Управляющий этот был человек старого времени, строгий-престрогий, и как только услыхал про золото, про Катю Богданову, живо распорядился привести к нему девочку вместе с находкой. Можно вообразить, какой переполох поднялся в доме Кати Богдановой, когда пришли туда и потребовали ее с находкой к ответу, к самому управляющему заводом, по фамилии Полузадову.
— Господи, боже мой! — только всплеснула руками мать ее у печи. Девочку подняли с постели самым бесцеремонным образом, одели ее поскорее в свеженький пестрядинный самодельный сарафанчик понаряднее, заплели ей косы и повели к управляющему, где неизвестно, что еще будет.
Чуть жива, говорят, стояла Катя Богданова перед крыльцом управляющего.
Это были самые торжественные выходы управляющего, где обычно ранним утром уже толпился разный нуждающийся рабочий народ со своими слезными просьбами, где обычно делались разные распоряжения и наказывался провинившийся.
Было много рабочего народа к этому времени; но, когда показался на крыльце управляющий, он обратился первым долгом к девочке, которая стояла позади всех.
— Эта, что ли, девочка нашла у вас какой-то камешек? — обратился он строго к своим подчиненным, указывая глазами.
Ему с поклоном доложили, что эта самая.
— Ну-ка, пусть подойдет, красавица, посмотрим мы, что она нашла в речке Мельковке? — проговорил важно управляющий, и девочку толкнули к нему чуть не под ноги.

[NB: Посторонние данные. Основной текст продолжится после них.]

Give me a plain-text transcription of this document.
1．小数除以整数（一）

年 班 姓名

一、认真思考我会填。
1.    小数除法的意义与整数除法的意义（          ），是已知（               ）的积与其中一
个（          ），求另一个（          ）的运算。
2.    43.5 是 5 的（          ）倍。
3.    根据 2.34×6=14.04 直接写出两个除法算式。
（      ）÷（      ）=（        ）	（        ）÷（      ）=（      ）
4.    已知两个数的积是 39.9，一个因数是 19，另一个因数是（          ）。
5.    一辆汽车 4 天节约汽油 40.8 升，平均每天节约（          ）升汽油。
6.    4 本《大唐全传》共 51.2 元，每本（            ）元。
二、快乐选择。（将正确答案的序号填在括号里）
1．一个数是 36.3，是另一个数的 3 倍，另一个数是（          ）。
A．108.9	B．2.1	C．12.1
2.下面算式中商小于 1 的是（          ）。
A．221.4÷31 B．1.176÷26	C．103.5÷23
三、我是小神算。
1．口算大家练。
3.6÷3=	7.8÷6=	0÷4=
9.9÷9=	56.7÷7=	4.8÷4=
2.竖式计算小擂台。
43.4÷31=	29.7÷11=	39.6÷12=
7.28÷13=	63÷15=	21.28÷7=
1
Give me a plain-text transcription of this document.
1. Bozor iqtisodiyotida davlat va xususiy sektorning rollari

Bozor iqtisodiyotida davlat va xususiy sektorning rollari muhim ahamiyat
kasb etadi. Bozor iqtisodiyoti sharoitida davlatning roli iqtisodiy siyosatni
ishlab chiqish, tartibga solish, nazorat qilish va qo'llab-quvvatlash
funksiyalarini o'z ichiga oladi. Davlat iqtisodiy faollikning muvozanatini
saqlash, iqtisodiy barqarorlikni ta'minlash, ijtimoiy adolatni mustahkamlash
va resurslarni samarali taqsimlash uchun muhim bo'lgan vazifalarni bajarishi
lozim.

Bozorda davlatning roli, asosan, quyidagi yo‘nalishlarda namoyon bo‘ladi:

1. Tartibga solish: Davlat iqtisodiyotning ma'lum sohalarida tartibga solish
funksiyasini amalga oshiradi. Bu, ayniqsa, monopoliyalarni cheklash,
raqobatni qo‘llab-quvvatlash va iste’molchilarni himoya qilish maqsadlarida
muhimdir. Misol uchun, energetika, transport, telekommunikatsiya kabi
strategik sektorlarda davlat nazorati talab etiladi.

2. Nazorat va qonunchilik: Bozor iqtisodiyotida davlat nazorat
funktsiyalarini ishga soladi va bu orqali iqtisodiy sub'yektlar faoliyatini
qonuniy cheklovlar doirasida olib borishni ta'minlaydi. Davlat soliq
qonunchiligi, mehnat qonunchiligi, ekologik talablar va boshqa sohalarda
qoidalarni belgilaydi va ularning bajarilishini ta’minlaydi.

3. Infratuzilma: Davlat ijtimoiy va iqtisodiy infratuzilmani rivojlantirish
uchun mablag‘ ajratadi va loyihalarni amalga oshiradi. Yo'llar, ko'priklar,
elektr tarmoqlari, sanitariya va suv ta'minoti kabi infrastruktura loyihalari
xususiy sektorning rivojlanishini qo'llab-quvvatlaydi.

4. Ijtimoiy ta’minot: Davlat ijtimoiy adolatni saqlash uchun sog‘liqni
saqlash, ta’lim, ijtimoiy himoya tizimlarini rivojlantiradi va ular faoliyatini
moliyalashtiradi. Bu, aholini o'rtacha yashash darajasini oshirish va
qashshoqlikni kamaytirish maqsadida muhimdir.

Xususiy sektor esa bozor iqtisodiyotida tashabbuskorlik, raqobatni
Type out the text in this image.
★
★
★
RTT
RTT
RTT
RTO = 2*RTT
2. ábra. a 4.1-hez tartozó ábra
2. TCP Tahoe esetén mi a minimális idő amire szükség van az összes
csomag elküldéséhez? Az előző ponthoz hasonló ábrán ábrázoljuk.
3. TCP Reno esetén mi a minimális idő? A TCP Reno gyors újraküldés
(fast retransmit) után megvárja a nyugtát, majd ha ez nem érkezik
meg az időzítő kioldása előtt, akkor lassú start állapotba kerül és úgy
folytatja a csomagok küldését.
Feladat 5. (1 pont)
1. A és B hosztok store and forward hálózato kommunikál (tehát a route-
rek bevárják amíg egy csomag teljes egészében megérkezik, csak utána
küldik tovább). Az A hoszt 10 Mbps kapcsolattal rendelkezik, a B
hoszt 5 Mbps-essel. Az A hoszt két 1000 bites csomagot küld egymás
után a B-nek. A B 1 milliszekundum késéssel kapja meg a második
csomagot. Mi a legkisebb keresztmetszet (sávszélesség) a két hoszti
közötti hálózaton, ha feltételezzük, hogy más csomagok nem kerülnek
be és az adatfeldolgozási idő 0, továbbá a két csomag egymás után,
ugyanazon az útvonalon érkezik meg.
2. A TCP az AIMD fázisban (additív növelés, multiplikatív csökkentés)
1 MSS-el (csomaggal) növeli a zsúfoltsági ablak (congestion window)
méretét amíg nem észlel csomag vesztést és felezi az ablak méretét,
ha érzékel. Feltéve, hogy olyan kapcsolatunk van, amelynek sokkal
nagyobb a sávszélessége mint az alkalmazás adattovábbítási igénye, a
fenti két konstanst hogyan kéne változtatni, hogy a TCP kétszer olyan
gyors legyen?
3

— Покажи, что нашла? — обратился к ней управляющий, и все присутствующие невольно расступились перед Катей Богдановой, которая вспыхнула вся, очутившись на глазах управляющего, и словно застыла от этого на месте.
Но Катя живо оправилась от первого смущения; смело подошла к самому крыльцу управляющего и учтиво, как ее учили дома, поклонилась. Поклонилась и тут же протянула руку и разжала перед управляющим свой кулачонок. В кулачке ее блеснуло золото, и все заметили, что блеснули и глаза управляющего, который, повидимому, был поражен этой находкой. Он быстро спустился с крыльца, торопливо взял блестящий, теперь уже очищенный от темного налета, как чистое золото, камешек и взвесил его на руке.
Перед ним, несомненно, было самородное золото, но недаром он был управляющим Демидова, чтобы тут же обнаружить свою радость. Он живо, как хитрый, осторожный человек, сообразил, что донесись весть о находке этой до Петербурга, — отберет казна дачу его хозяина под добычу золота и конец не только ему, управляющему, но и его заводу…
И быстрый в своих решениях, в досаде, что все залюбовались несомненным золотом, он живо спрятал самородок в свой жилет и строго распорядился:
— Отведите-ка ее на мою конюшню и дайте ей розог!.. Да наказать ей, чтобы отнюдь не говорила никому про находку свою и не шлялась по речке Мельковке… Услышу, что шляется, — запорю до смерти…
И прежде чем Катя Богданова поняла, в чем дело, ее подхватили какие-то жестокие руки и так в слезах, при криках ее отчаянных, зовущих на помощь, унесли ее на господские задворки…
А управляющий, как ни в чем не бывало, набросился на просителей и так раскричался, что они не знали, что делать.
Грозой, говорят, пронесся этот день для завода Верх-Нейвинского, когда пострадала за свою бесценную находку невинная девочка, и ее в беспамятстве принесли к матери которая так и упала на землю от горя.
Но ни редкая бесценная находка, ни жестокая мера управляющего не заглушили в народе весть про золото, которое нашлось на Урале.
„Золото, золото, золото“, — заговорил рабочий народ; все уверены были, что это, действительно, было золото, все говорили, жалели эту девочку; пострадавшую за него, и скоро весть про Мельковку, Катю Богданову, про золото разнеслась по всему горнозаводскому Уралу.
И рабочий народ стал внимательней присматриваться к разноцветным камешкам, и золото скоро было открыто чуть не всюду на Урале.